Manfredi è alto, sottile, non alza mai la voce. Non vederlo arrivare può succedere. Ha gestito male Nola, ma in maniera sorprendente due personaggi potenti e prepotenti, sovrani senza corona di Napoli e della Campania. Con Aurelio De Laurentiis, che guida il popolo dei tifosi, non perde la calma. Il presidente del Napoli, forte dei successi, chiede, polemizza, pretende dal Comune lo stadio Maradona e ristrutturarlo come dice lui. «Non rispondo mai agli attacchi – dice il sindaco – e a De Laurentiis ribatto sempre allo stesso modo: attendo il progetto». Il progetto vincola, costa, tiene le mani legate. De Laurentiis infatti non lo presenta mai. Manfredi aspetta. «È il mio nemico pubblico numero uno, un ingrato», dice di lui Vincenzo De Luca, il governatore abituato a non essere contraddetto, tantomeno a essere silurato. L’ingegnere è quello che lo sta accompagnando alla porta, non ha fermato il blocco al terzo mandato, non ha speso una parola in suo favore. Eppure, De Luca, facile all’insulto, dice ciuccio alla segretaria, ai parlamentari campani ma non una parola sul sindaco. 

 

Il Pantheon napoletano composto da Totò, Eduardo, Troisi, Pino Daniele e Maradona Manfredi lo rispetta e lo celebra. Senza retorica però. Preferisce guardare avanti: gli investimenti della Apple in città, la Coppa America, il debito ripianato. Incassa le asprezze di un totem della politica partenopea come Bassolino che non lo ama. Anche in quel caso guarda avanti. Sta nel presente. Sui referendum dell’8 e 9 giugno dice che bisogna assolutamente votare ma lui ha scelto: «Sul Jobs Act non si torna indietro». E fa felice Renzi e i riformisti del Pd. Di Gaza dice: «La sofferenza dei palestinesi è inaccettabile». E tiene un pezzo di sinistra.

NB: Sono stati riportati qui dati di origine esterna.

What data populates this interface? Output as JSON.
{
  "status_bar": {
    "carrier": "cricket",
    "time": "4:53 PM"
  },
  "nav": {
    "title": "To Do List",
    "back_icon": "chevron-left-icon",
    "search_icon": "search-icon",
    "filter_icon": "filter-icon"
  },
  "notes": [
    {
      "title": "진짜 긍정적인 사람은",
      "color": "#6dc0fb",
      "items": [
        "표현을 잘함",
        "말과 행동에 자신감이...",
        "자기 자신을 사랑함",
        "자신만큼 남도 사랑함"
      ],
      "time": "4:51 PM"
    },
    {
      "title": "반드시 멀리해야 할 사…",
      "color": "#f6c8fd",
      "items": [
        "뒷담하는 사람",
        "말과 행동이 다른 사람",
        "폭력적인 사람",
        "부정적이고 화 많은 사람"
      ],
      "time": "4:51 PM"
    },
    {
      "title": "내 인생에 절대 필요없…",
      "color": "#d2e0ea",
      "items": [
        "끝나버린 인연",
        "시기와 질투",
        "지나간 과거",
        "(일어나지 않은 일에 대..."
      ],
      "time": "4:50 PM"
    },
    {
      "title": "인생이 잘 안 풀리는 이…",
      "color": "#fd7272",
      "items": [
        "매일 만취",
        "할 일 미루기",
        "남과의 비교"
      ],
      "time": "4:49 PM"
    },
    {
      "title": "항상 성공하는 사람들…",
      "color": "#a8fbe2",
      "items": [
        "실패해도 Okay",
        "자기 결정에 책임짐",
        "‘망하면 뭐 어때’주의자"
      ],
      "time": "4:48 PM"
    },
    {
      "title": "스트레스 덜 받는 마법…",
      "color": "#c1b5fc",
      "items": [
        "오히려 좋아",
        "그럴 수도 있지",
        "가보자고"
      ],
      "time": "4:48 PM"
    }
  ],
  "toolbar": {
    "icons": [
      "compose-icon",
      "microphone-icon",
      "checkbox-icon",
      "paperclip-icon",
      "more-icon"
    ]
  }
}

Visti i veti reciproci tra Giuseppe Conte ed Elly Schlein una figura terza può essere la soluzione. Con la segretaria del Pd erano partiti male ma il favore di neutralizzare De Luca è impagabile. In più il Partito democratico sopravvive quasi esclusivamente grazie ai sindaci, anche a livello nazionale. La percentuale bloccata intorno al 22-23 per cento (con l’eccezione del 40 per cento di Renzi nel 2014) è frutto in larghissima parte delle buone amministrazioni di sinistra. Da Nord a Sud. Un sindaco può diventare la strada obbligata della leadership.

 

Conte lo stima. Conte lo ha portato al governo nel 2020. Conte ha dato il suo via libera alla candidatura a sindaco nel 2021. Il leader dei 5 stelle non vuole che il leader di un altro partito guidi l’alternativa alla destra. Lo ha spiegato ai suoi amici del Pd: «Sia l’indicazione del premier sia la semplice dichiarazione che chi prende un voto in più va a Palazzo Chigi in caso di successo, traina il partito di chi viene indicato. Per noi è insostenibile». Ma se Fico raggiunge lo scranno di governatore diventerà il numero uno bis del Movimento visto che la Campania è l’unico grande bacino elettorale dei grillini. Una sua parola potrebbe spostare gli equilibri.

 

L’alternativa alla destra oggi è una pizza informe, salata o sciapa, troppo cotta o poco cotta a seconda dei momenti. C’è tempo per farne una buona, deve piacere a milioni di elettori. Alla fine comunque ci vuole la pummarola ‘n coppa, come cantava Pino Daniele. E se la pummarola fosse Manfredi?